Dr. Bielicki (Google Scholar | ResearchGate | ORCID | ResearcherID) runs the Energy Sustainability Research Laboratory where he and his students research issues in which energy and environmental systems and policy interact, specifically on topics related to carbon management, renewable energy, and the energy-water nexus. He is a Research Lead for Sustainable Energy at the Ohio State University’s Sustainability Institute and is an Associate Professor with a joint appointment in the Department of Civil, Environmental, and Geodetic Engineering and in the John Glenn College of Public Affairs. Dr. Bielicki is also on the faculty of the Environmental Science Graduate Program and has a courtesy appointment in the City and Regional Planning section of the Knowlton School of Architecture. Dr. Bielicki holds a Ph.D. (Harvard University), an M.P.A. (Harvard University), an M.B.A. (University of Chicago), and a B.S. (Valparaiso University). Prior to returning to graduate school, Dr. Bielicki was a mechanical engineer at Fermi National Accelerator Laboratory, where he primarily worked on devices and infrastructure that produce antiprotons. His academic and research appointments have included being a Non-Resident Scholar (in lieu of Visiting Fellow) at Princeton University’s Andlinger Center for Energy and Environment, a Visiting Professor at ETH-Zurich, a Research Associate at the University of Minnesota, a Weinberg Fellow at Oak Ridge National Laboratory, a Fellow at the Baker Center for Public Policy (University of Tennessee), and a Research Fellow with the Energy Technology Innovation Policy group at Harvard University.

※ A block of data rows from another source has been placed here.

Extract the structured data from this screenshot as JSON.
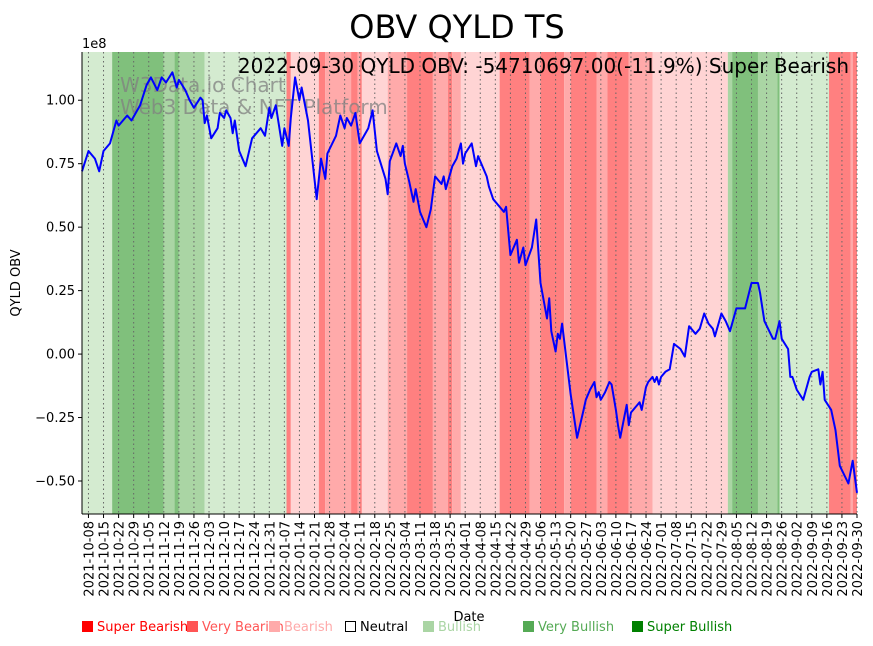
{
  "chart_data": {
    "type": "line",
    "title": "OBV QYLD TS",
    "annotation": "2022-09-30 QYLD OBV: -54710697.00(-11.9%) Super Bearish",
    "watermark": [
      "W3Data.io Chart",
      "Web3 Data & NFT Platform"
    ],
    "xlabel": "Date",
    "ylabel": "QYLD OBV",
    "y_offset_label": "1e8",
    "x_unit": "days since 2021-10-08",
    "xlim": [
      -3,
      357
    ],
    "ylim": [
      -0.63,
      1.19
    ],
    "y_ticks": [
      -0.5,
      -0.25,
      0.0,
      0.25,
      0.5,
      0.75,
      1.0
    ],
    "y_tick_labels": [
      "−0.50",
      "−0.25",
      "0.00",
      "0.25",
      "0.50",
      "0.75",
      "1.00"
    ],
    "x_tick_labels": [
      "2021-10-08",
      "2021-10-15",
      "2021-10-22",
      "2021-10-29",
      "2021-11-05",
      "2021-11-12",
      "2021-11-19",
      "2021-11-26",
      "2021-12-03",
      "2021-12-10",
      "2021-12-17",
      "2021-12-24",
      "2021-12-31",
      "2022-01-07",
      "2022-01-14",
      "2022-01-21",
      "2022-01-28",
      "2022-02-04",
      "2022-02-11",
      "2022-02-18",
      "2022-02-25",
      "2022-03-04",
      "2022-03-11",
      "2022-03-18",
      "2022-03-25",
      "2022-04-01",
      "2022-04-08",
      "2022-04-15",
      "2022-04-22",
      "2022-04-29",
      "2022-05-06",
      "2022-05-13",
      "2022-05-20",
      "2022-05-27",
      "2022-06-03",
      "2022-06-10",
      "2022-06-17",
      "2022-06-24",
      "2022-07-01",
      "2022-07-08",
      "2022-07-15",
      "2022-07-22",
      "2022-07-29",
      "2022-08-05",
      "2022-08-12",
      "2022-08-19",
      "2022-08-26",
      "2022-09-02",
      "2022-09-09",
      "2022-09-16",
      "2022-09-23",
      "2022-09-30"
    ],
    "grid": "x dotted",
    "series": [
      {
        "name": "QYLD OBV (1e8)",
        "color": "#0000ff",
        "points": [
          [
            -3,
            0.72
          ],
          [
            0,
            0.8
          ],
          [
            3,
            0.77
          ],
          [
            5,
            0.72
          ],
          [
            7,
            0.8
          ],
          [
            10,
            0.83
          ],
          [
            13,
            0.92
          ],
          [
            14,
            0.9
          ],
          [
            18,
            0.94
          ],
          [
            20,
            0.92
          ],
          [
            24,
            0.98
          ],
          [
            27,
            1.06
          ],
          [
            29,
            1.09
          ],
          [
            32,
            1.04
          ],
          [
            34,
            1.09
          ],
          [
            36,
            1.07
          ],
          [
            39,
            1.11
          ],
          [
            41,
            1.05
          ],
          [
            42,
            1.08
          ],
          [
            45,
            1.04
          ],
          [
            47,
            1.0
          ],
          [
            49,
            0.97
          ],
          [
            52,
            1.01
          ],
          [
            53,
            1.0
          ],
          [
            54,
            0.91
          ],
          [
            55,
            0.94
          ],
          [
            57,
            0.85
          ],
          [
            60,
            0.89
          ],
          [
            61,
            0.95
          ],
          [
            63,
            0.93
          ],
          [
            64,
            0.96
          ],
          [
            66,
            0.93
          ],
          [
            67,
            0.87
          ],
          [
            68,
            0.92
          ],
          [
            70,
            0.8
          ],
          [
            73,
            0.74
          ],
          [
            76,
            0.85
          ],
          [
            80,
            0.89
          ],
          [
            82,
            0.86
          ],
          [
            84,
            0.97
          ],
          [
            85,
            0.93
          ],
          [
            87,
            0.98
          ],
          [
            90,
            0.82
          ],
          [
            91,
            0.89
          ],
          [
            93,
            0.82
          ],
          [
            94,
            0.93
          ],
          [
            96,
            1.09
          ],
          [
            98,
            1.0
          ],
          [
            99,
            1.05
          ],
          [
            102,
            0.92
          ],
          [
            106,
            0.61
          ],
          [
            108,
            0.77
          ],
          [
            110,
            0.69
          ],
          [
            111,
            0.79
          ],
          [
            115,
            0.86
          ],
          [
            117,
            0.94
          ],
          [
            119,
            0.89
          ],
          [
            120,
            0.93
          ],
          [
            122,
            0.9
          ],
          [
            124,
            0.95
          ],
          [
            126,
            0.83
          ],
          [
            130,
            0.89
          ],
          [
            132,
            0.96
          ],
          [
            134,
            0.8
          ],
          [
            138,
            0.69
          ],
          [
            139,
            0.63
          ],
          [
            140,
            0.76
          ],
          [
            143,
            0.83
          ],
          [
            145,
            0.78
          ],
          [
            146,
            0.82
          ],
          [
            147,
            0.75
          ],
          [
            149,
            0.68
          ],
          [
            151,
            0.6
          ],
          [
            152,
            0.65
          ],
          [
            154,
            0.56
          ],
          [
            157,
            0.5
          ],
          [
            159,
            0.57
          ],
          [
            161,
            0.7
          ],
          [
            164,
            0.67
          ],
          [
            165,
            0.7
          ],
          [
            166,
            0.65
          ],
          [
            169,
            0.74
          ],
          [
            171,
            0.77
          ],
          [
            173,
            0.83
          ],
          [
            174,
            0.75
          ],
          [
            175,
            0.79
          ],
          [
            178,
            0.83
          ],
          [
            180,
            0.74
          ],
          [
            181,
            0.78
          ],
          [
            185,
            0.7
          ],
          [
            186,
            0.66
          ],
          [
            188,
            0.61
          ],
          [
            193,
            0.56
          ],
          [
            194,
            0.58
          ],
          [
            196,
            0.39
          ],
          [
            199,
            0.45
          ],
          [
            200,
            0.36
          ],
          [
            202,
            0.42
          ],
          [
            203,
            0.35
          ],
          [
            206,
            0.42
          ],
          [
            208,
            0.53
          ],
          [
            210,
            0.28
          ],
          [
            213,
            0.14
          ],
          [
            214,
            0.22
          ],
          [
            215,
            0.09
          ],
          [
            217,
            0.01
          ],
          [
            218,
            0.08
          ],
          [
            219,
            0.06
          ],
          [
            220,
            0.12
          ],
          [
            222,
            -0.02
          ],
          [
            224,
            -0.16
          ],
          [
            227,
            -0.33
          ],
          [
            230,
            -0.22
          ],
          [
            231,
            -0.18
          ],
          [
            233,
            -0.14
          ],
          [
            235,
            -0.11
          ],
          [
            236,
            -0.17
          ],
          [
            237,
            -0.15
          ],
          [
            238,
            -0.18
          ],
          [
            240,
            -0.15
          ],
          [
            242,
            -0.11
          ],
          [
            243,
            -0.12
          ],
          [
            245,
            -0.22
          ],
          [
            246,
            -0.28
          ],
          [
            247,
            -0.33
          ],
          [
            250,
            -0.2
          ],
          [
            251,
            -0.28
          ],
          [
            252,
            -0.23
          ],
          [
            254,
            -0.21
          ],
          [
            256,
            -0.19
          ],
          [
            257,
            -0.22
          ],
          [
            259,
            -0.13
          ],
          [
            260,
            -0.11
          ],
          [
            262,
            -0.09
          ],
          [
            263,
            -0.11
          ],
          [
            264,
            -0.09
          ],
          [
            265,
            -0.12
          ],
          [
            266,
            -0.09
          ],
          [
            268,
            -0.07
          ],
          [
            270,
            -0.06
          ],
          [
            272,
            0.04
          ],
          [
            275,
            0.02
          ],
          [
            277,
            -0.01
          ],
          [
            279,
            0.11
          ],
          [
            282,
            0.08
          ],
          [
            284,
            0.1
          ],
          [
            286,
            0.16
          ],
          [
            288,
            0.12
          ],
          [
            290,
            0.1
          ],
          [
            291,
            0.07
          ],
          [
            294,
            0.16
          ],
          [
            296,
            0.13
          ],
          [
            298,
            0.09
          ],
          [
            301,
            0.18
          ],
          [
            305,
            0.18
          ],
          [
            308,
            0.28
          ],
          [
            311,
            0.28
          ],
          [
            312,
            0.24
          ],
          [
            314,
            0.13
          ],
          [
            318,
            0.06
          ],
          [
            319,
            0.06
          ],
          [
            321,
            0.13
          ],
          [
            322,
            0.06
          ],
          [
            325,
            0.02
          ],
          [
            326,
            -0.09
          ],
          [
            327,
            -0.09
          ],
          [
            329,
            -0.14
          ],
          [
            332,
            -0.18
          ],
          [
            335,
            -0.09
          ],
          [
            336,
            -0.07
          ],
          [
            339,
            -0.06
          ],
          [
            340,
            -0.12
          ],
          [
            341,
            -0.07
          ],
          [
            342,
            -0.18
          ],
          [
            345,
            -0.22
          ],
          [
            347,
            -0.3
          ],
          [
            349,
            -0.44
          ],
          [
            353,
            -0.51
          ],
          [
            355,
            -0.42
          ],
          [
            357,
            -0.547
          ]
        ]
      }
    ],
    "sentiment_bands": [
      [
        -3,
        11,
        "Bullish"
      ],
      [
        11,
        35,
        "Super Bullish"
      ],
      [
        35,
        40,
        "Very Bullish"
      ],
      [
        40,
        42,
        "Super Bullish"
      ],
      [
        42,
        54,
        "Very Bullish"
      ],
      [
        54,
        92,
        "Bullish"
      ],
      [
        92,
        94,
        "Super Bearish"
      ],
      [
        94,
        107,
        "Bearish"
      ],
      [
        107,
        110,
        "Super Bearish"
      ],
      [
        110,
        122,
        "Very Bearish"
      ],
      [
        122,
        125,
        "Super Bearish"
      ],
      [
        125,
        126,
        "Very Bearish"
      ],
      [
        126,
        127,
        "Super Bearish"
      ],
      [
        127,
        139,
        "Bearish"
      ],
      [
        139,
        148,
        "Very Bearish"
      ],
      [
        148,
        160,
        "Super Bearish"
      ],
      [
        160,
        167,
        "Very Bearish"
      ],
      [
        167,
        169,
        "Super Bearish"
      ],
      [
        169,
        173,
        "Very Bearish"
      ],
      [
        173,
        191,
        "Bearish"
      ],
      [
        191,
        205,
        "Super Bearish"
      ],
      [
        205,
        210,
        "Very Bearish"
      ],
      [
        210,
        221,
        "Super Bearish"
      ],
      [
        221,
        224,
        "Very Bearish"
      ],
      [
        224,
        236,
        "Super Bearish"
      ],
      [
        236,
        241,
        "Very Bearish"
      ],
      [
        241,
        251,
        "Super Bearish"
      ],
      [
        251,
        262,
        "Very Bearish"
      ],
      [
        262,
        297,
        "Bearish"
      ],
      [
        297,
        299,
        "Very Bullish"
      ],
      [
        299,
        311,
        "Super Bullish"
      ],
      [
        311,
        320,
        "Very Bullish"
      ],
      [
        320,
        321,
        "Super Bullish"
      ],
      [
        321,
        344,
        "Bullish"
      ],
      [
        344,
        354,
        "Super Bearish"
      ],
      [
        354,
        355,
        "Very Bearish"
      ],
      [
        355,
        357,
        "Super Bearish"
      ]
    ],
    "band_colors": {
      "Super Bearish": "#ff8080",
      "Very Bearish": "#ffaaaa",
      "Bearish": "#ffd4d4",
      "Neutral": "#ffffff",
      "Bullish": "#d4ebd0",
      "Very Bullish": "#aad5a4",
      "Super Bullish": "#80c07c"
    },
    "legend": {
      "placement": "bottom",
      "items": [
        {
          "label": "Super Bearish",
          "color": "#ff0000"
        },
        {
          "label": "Very Bearish",
          "color": "#ff5555"
        },
        {
          "label": "Bearish",
          "color": "#ffaaaa"
        },
        {
          "label": "Neutral",
          "color": "#000000",
          "hollow": true
        },
        {
          "label": "Bullish",
          "color": "#aad5a4"
        },
        {
          "label": "Very Bullish",
          "color": "#55aa55"
        },
        {
          "label": "Super Bullish",
          "color": "#008000"
        }
      ]
    }
  }
}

In Dr. Bielicki’s present research, one line of inquiry combines carbon management and renewable energy, where he investigates the use of CO2 to produce and to store renewable energy and the implications in the broader energy and environmental systems. In another line of inquiry that combines renewable energy and the energy-water nexus, Dr. Bielicki investigates how changes in environmental and economic conditions could affect energy and water systems, particularly with respect to weather, climate, and land use.
Dr. Bielicki collaborates with researchers in academia and U.S. Department of Energy national laboratories in numerous disciplines that span physical, natural, and social sciences. Dr. Bielicki is a member of a number of professional and honorary organizations, including the American Association for the Advancement of Science, the American Geophysical Union, the American Society of Mechanical Engineers, the American Economic Society, Tau Beta Pi, and Sigma Xi. A blackbelt in taekwondo, in his free time Dr. Bielicki likes to run, practice yoga and improvisational comedy, and teach himself how to play acoustic guitar.